Este sonho é tanto mais estranho quanto eu frequentei o ensino liceal privado num tempo em que existia um ensino liceal público e um ensino técnico público – a unificação dos liceus e das escolas técnicas em escolas secundárias aconteceu quando eu já andava na universidade.
Se a separação entre o ensino liceal e o ensino técnico foi alvo de uma grande contestação, logo após o 25 de Abril de 1974, a unificação não foi consensual e ainda hoje há quem diga que não podemos ser todos doutores, ou seja, licenciados.
Conheci uma pessoa, por sinal licenciada, que equiparava uma licenciatura a uma suposta autorização – ser licenciado seria, apenas, ter licença para aprender sozinho. Esta imagem sempre foi, a meus olhos, muito feliz.

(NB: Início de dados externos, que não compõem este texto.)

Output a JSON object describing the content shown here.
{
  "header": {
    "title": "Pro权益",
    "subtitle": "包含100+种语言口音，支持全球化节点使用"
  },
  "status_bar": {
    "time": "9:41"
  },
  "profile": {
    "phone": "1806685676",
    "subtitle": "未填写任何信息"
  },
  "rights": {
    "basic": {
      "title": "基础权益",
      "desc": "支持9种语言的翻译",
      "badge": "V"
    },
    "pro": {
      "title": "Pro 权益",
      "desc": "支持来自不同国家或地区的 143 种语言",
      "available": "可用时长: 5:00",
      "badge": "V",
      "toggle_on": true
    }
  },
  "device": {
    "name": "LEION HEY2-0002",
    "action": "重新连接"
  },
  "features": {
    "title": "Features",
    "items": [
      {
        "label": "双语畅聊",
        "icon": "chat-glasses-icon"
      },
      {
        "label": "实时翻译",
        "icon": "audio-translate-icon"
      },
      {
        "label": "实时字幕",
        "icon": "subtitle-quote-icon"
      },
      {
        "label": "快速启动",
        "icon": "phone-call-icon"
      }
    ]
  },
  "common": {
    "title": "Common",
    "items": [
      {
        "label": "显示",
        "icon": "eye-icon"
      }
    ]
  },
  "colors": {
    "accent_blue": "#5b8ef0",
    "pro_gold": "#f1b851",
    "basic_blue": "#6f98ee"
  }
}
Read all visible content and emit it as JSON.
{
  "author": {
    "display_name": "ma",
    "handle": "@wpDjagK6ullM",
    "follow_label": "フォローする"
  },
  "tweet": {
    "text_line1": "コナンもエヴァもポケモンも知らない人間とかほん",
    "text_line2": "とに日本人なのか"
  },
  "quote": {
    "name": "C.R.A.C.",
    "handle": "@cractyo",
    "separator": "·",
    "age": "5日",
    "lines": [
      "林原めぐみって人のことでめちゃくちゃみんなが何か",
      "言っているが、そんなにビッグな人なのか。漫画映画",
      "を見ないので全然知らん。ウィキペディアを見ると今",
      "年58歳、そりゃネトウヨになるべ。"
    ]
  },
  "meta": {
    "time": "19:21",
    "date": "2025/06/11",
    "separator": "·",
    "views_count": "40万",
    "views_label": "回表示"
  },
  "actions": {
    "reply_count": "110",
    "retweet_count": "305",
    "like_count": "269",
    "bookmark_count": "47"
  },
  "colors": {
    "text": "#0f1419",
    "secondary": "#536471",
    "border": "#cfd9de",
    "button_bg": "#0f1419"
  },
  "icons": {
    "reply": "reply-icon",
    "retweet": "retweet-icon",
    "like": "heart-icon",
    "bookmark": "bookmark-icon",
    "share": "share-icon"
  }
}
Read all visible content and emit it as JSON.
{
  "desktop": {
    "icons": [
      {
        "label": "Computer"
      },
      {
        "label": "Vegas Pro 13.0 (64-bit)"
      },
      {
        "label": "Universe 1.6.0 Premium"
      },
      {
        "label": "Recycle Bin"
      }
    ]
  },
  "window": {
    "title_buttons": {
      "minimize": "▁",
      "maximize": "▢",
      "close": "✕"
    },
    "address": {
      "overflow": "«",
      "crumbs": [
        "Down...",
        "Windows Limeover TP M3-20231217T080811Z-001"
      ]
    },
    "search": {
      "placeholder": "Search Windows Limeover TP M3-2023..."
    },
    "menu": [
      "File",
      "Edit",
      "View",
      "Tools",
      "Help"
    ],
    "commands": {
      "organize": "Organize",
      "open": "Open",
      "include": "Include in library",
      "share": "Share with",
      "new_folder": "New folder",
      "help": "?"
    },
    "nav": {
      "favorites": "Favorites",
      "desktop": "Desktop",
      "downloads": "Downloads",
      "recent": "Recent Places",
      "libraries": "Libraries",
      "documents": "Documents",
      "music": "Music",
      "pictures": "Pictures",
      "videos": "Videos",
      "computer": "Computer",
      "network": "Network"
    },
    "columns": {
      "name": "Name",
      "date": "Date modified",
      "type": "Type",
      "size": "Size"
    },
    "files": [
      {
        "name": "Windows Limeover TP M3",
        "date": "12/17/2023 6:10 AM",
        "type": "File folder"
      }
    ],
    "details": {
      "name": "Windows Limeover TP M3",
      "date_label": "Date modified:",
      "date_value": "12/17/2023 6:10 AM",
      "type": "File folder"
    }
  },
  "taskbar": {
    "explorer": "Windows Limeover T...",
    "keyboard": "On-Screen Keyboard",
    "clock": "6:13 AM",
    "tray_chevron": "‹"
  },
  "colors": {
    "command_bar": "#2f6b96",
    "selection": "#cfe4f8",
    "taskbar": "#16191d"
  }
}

Isto num tempo em que as estatísticas revelavam que só quatro por cento dos filhos de casais da chamada classe trabalhadora conseguia entrar na universidade. Por insuficiência dos orçamentos familiares, como se depreende.
Hoje, essa percentagem é bastante superior, fruto de uma certa “democratização” no acesso ao ensino superior, mas este, entretanto, também perdeu algum peso, nomeadamente com o afunilamento dos cursos superiores saídos do Processo de Bolonha.
Há mais gente nas universidades, mas também há quem suspeite que estejamos a lançar para o mercado ondas e ondas de licenciados que caminham para uma espécie de proletariado intelectual, semi-analfabeto, tanto no aspecto técnico e cultural como no aspecto cívico.
Haverá mais escolaridade, embora isso não signifique, realmente, que haja uma maior escolarização autêntica. Está por conseguir a escola inclusiva, uma escola que promova estratégias que visem a igualdade de oportunidades de sucesso, muito mais do que as igualdades de oportunidades de acesso.
A igualdade de oportunidades de sucesso é coisa de países como aquele onde eu, há tempos, sonhei viver. O tal em que a escolaridade mínima obrigatória é uma licenciatura universitária e onde ninguém consegue dizer que não podemos ser todos doutores.
Aí, ser doutor, ser licenciado, é apenas ter licença para aprender sozinho. É ter uma base cultural e humanista capaz de valorizar qualquer actividade humana útil e necessária, sem preconceito. É ser capaz de melhor identificar a mentira e a falsidade.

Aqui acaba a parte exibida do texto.